I have encountered some strange Perl behavior: using a Posix character class in a regexp completely alters the sort order for the resulting strings.
Here is my test program:
sub namecmp($a,$b) {
$a=~/([:alpha:]*)/;
# $a=~/([a-z]*)/;
$aword= $1;
$b=~/([:alpha:]*)/;
# $b=~/([a-z]*)/;
$bword= $1;
return $aword cmp $bword;
};
$_= <>;
@names= sort namecmp split;
print join(" ", @names), "\n";
If you change to the commented-out regexp's using [a-z], you get the normal, lexicographic sort order.
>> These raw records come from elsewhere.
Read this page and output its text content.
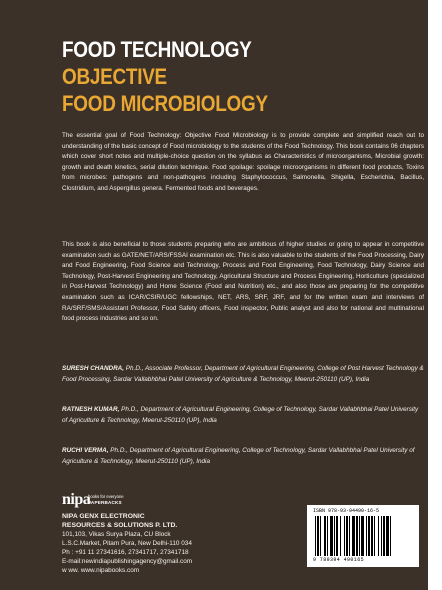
FOOD TECHNOLOGY
OBJECTIVE
FOOD MICROBIOLOGY

The essential goal of Food Technology: Objective Food Microbiology is to provide complete and simplified reach out to understanding of the basic concept of Food microbiology to the students of the Food Technology. This book contains 06 chapters which cover short notes and multiple-choice question on the syllabus as Characteristics of microorganisms, Microbial growth: growth and death kinetics, serial dilution technique. Food spoilage: spoilage microorganisms in different food products, Toxins from microbes: pathogens and non-pathogens including Staphylococcus, Salmonella, Shigella, Escherichia, Bacillus, Clostridium, and Aspergillus genera. Fermented foods and beverages.

This book is also beneficial to those students preparing who are ambitious of higher studies or going to appear in competitive examination such as GATE/NET/ARS/FSSAI examination etc. This is also valuable to the students of the Food Processing, Dairy and Food Engineering, Food Science and Technology, Process and Food Engineering, Food Technology, Dairy Science and Technology, Post-Harvest Engineering and Technology, Agricultural Structure and Process Engineering, Horticulture (specialized in Post-Harvest Technology) and Home Science (Food and Nutrition) etc., and also those are preparing for the competitive examination such as ICAR/CSIR/UGC fellowships, NET, ARS, SRF, JRF, and for the written exam and interviews of RA/SRF/SMS/Assistant Professor, Food Safety officers, Food inspector, Public analyst and also for national and multinational food process industries and so on.

SURESH CHANDRA, Ph.D., Associate Professor, Department of Agricultural Engineering, College of Post Harvest Technology & Food Processing, Sardar Vallabhbhai Patel University of Agriculture & Technology, Meerut-250110 (UP), India

RATNESH KUMAR, Ph.D., Department of Agricultural Engineering, College of Technology, Sardar Vallabhbhai Patel University of Agriculture & Technology, Meerut-250110 (UP), India

RUCHI VERMA, Ph.D., Department of Agricultural Engineering, College of Technology, Sardar Vallabhbhai Patel University of Agriculture & Technology, Meerut-250110 (UP), India

nipa
books for everyone
PAPERBACKS
NIPA GENX ELECTRONIC
RESOURCES & SOLUTIONS P. LTD.
101,103, Vikas Surya Plaza, CU Block
L.S.C.Market, Pitam Pura, New Delhi-110 034
Ph : +91 11 27341616, 27341717, 27341718
E-mail:newindiapublishingagency@gmail.com
w ww. www.nipabooks.com
ISBN 978-93-94490-16-5
9 789394 490165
However, the Posix [:alpha:] character class yields some weird-ass sort order, as follows:
$test_normal
aaa aab aac aba abb abc aca acb acc baa bab bac bba bbb bbc bca bcb bcc caa cbb
aaa aab aac aba abb abc aca acb acc baa bab bac bba bbb bbc bca bcb bcc caa cbb
$test_posix
aaa aab aac aba abb abc aca acb acc baa bab bac bba bbb bbc bca bcb bcc caa cbb
baa bab bac bba bbb bbc bca bcb bcc caa cbb aba abb abc aca acb acc aab aac aaa
My best guess is that the Posix character class is activating some kind of locale stuff I've never heard of and didn't ask for. I suppose the logical reaction to "doctor, doctor, it hurts when I do this!" is, "well, don't do that, then!".
But, can anyone tell me what's happening here, and why? I'm using perl 5.10, but I believe it also works under perl 5.8.